Gardner: Were you using David (Hafler’s) equipment in your home system at the time? This was 1988, right?

Ma: 1981 or 1982. After that he came to Hong Kong, and I would travel to the U.S.A. I think we became friends. We had some conversations. At that time he was so rich that he was always at the beach or at the office on the telephone…

  I also met Bob Fulton, of Fulton Audio. Among all audiophile engineers in the world, and among all so-called audio gadgets for tweaking systems, Bob Fulton was the number one man—and I think he’s still the number one man, though he died some ten years ago. He first came up with the "crazy" audiophile cable, so thick, so hard, but it sounded so good. And nobody believed it. And he came up with audiophile interconnect, and with (a product) for the turntable. Later on he came up with small cables (for phono cartridges.) So he was the first high-end audiophile (cable) man at that time. Because most didn’t believe that cable makes a difference. Even David Hafler—I checked with David and said, "This is Fulton cable." He said, "All cable is the same! As long as you get good connections." said, "No, this is the best!" He said, "No…  " I still remember this!

Gardner: I’m so glad that we’ve resolved this, too! Now everyone is in agreement nowadays…   (Chuckles)

Ma: David Hafler himself! He said "No, I did not find any differences. As long as (the cable) is of acceptable quality." I’m sorry (that he thought that,) but David is a great engineer, he has done a lot for audio. But the first guy who expressed insight on this was Robert Fulton. He was one of the men that I respected very much.

Gardner: From an earlier conversation that we had, you mentioned something that I wanted to go back to. You had a nickname in your writing days…

Ma: Yes. You know, I have interviewed many (audio people over the years.) Eventually, I was interviewed quite frequently by magazine editors or on the radio. I was asked to produce a couple of TV shows on high-end audio and video. I tried to talk honestly and modestly about these things, and not do any bullshitting. (Robinson chuckles) (I tried to make sure that) everything had a solid scientific and technical background, and not just our imagination, because I had to do some service for the (audio) industry.

So, in one of the interviews, four or five interviews—long interviews—with Mr. Chang well known in as an editor, and also for) the popular series, "Beautiful Music," he said, "You don’t write things in a terrible way; your writing is so beautiful." He started calling me "the audio poet."

Gardner: Yes, that’s what I wanted to hear!

Ma: He’s very experienced. He drove every bit of this material out of my brain, all this material, which was put in the magazine for (many years.)

I have other nicknames too. I was also called "Mr. Hi-Fi"…

Gardner: David and I have nicknames too, butwe can’t repeat them! (Much Laughter)

Ma: I feel grateful, because people do treat me well. I have a lot of friends, and some have become very good friends. If you are sincere with others, and give good advice, and you are not always talking about money, then people will like you and treat you as a friend. Instead of (everything being) commercial…

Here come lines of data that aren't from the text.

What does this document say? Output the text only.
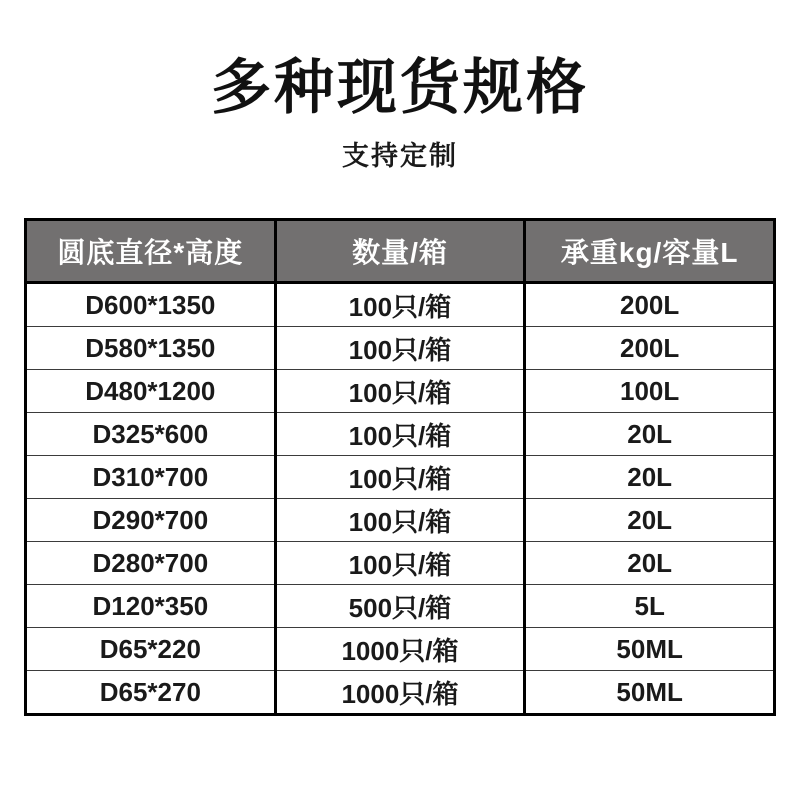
多种现货规格
支持定制
圆底直径*高度	数量/箱	承重kg/容量L
D600*1350	100只/箱	200L
D580*1350	100只/箱	200L
D480*1200	100只/箱	100L
D325*600	100只/箱	20L
D310*700	100只/箱	20L
D290*700	100只/箱	20L
D280*700	100只/箱	20L
D120*350	500只/箱	5L
D65*220	1000只/箱	50ML
D65*270	1000只/箱	50ML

So when people ask me "how should I improve (my system); what equipment should I change?"…20% of the time, they don’t need to change anything. When I visit a home, many times I simply work with what is there. Many times, the owner was a happier man when I left.

Robinson: It’s clear that by the 1980’s your love of music had become fused with your love of audio equipment itself.

Ma: Not quite, because you can’t break it such parts. Certainly, without music I wouldn’t have tried to pursue my affection for the reproduction of music that hinges on the music equipment. As I said, I wrote articles (like the one I did with) 13 points on how to improve your LP-12. And I wrote about the Thorens 124, about the flutter of the motor. I had a very simple suggestion for readers, to use a rubber band at the juncture of the motor so that the top would not slip away. It works! I did it very playfully; at that time the Thorens 124 was a standard in the market. And then I got a letter—a serious letter—from the distributor, and later a very serious letter from Thorens in Germany. Wow! I was shocked! At that time I was a young chap. And they said, "You’re talking about our design and engineering. I respect you as a reviewer, however you did not give (any specifications about your modification, nor warn your readers that) if they do as you suggested they will void their warranty as an implication. However, I must write to thank you; we also noticed this defect. In our new production this kind of improvement has been incorporated into our new model." (Laughter)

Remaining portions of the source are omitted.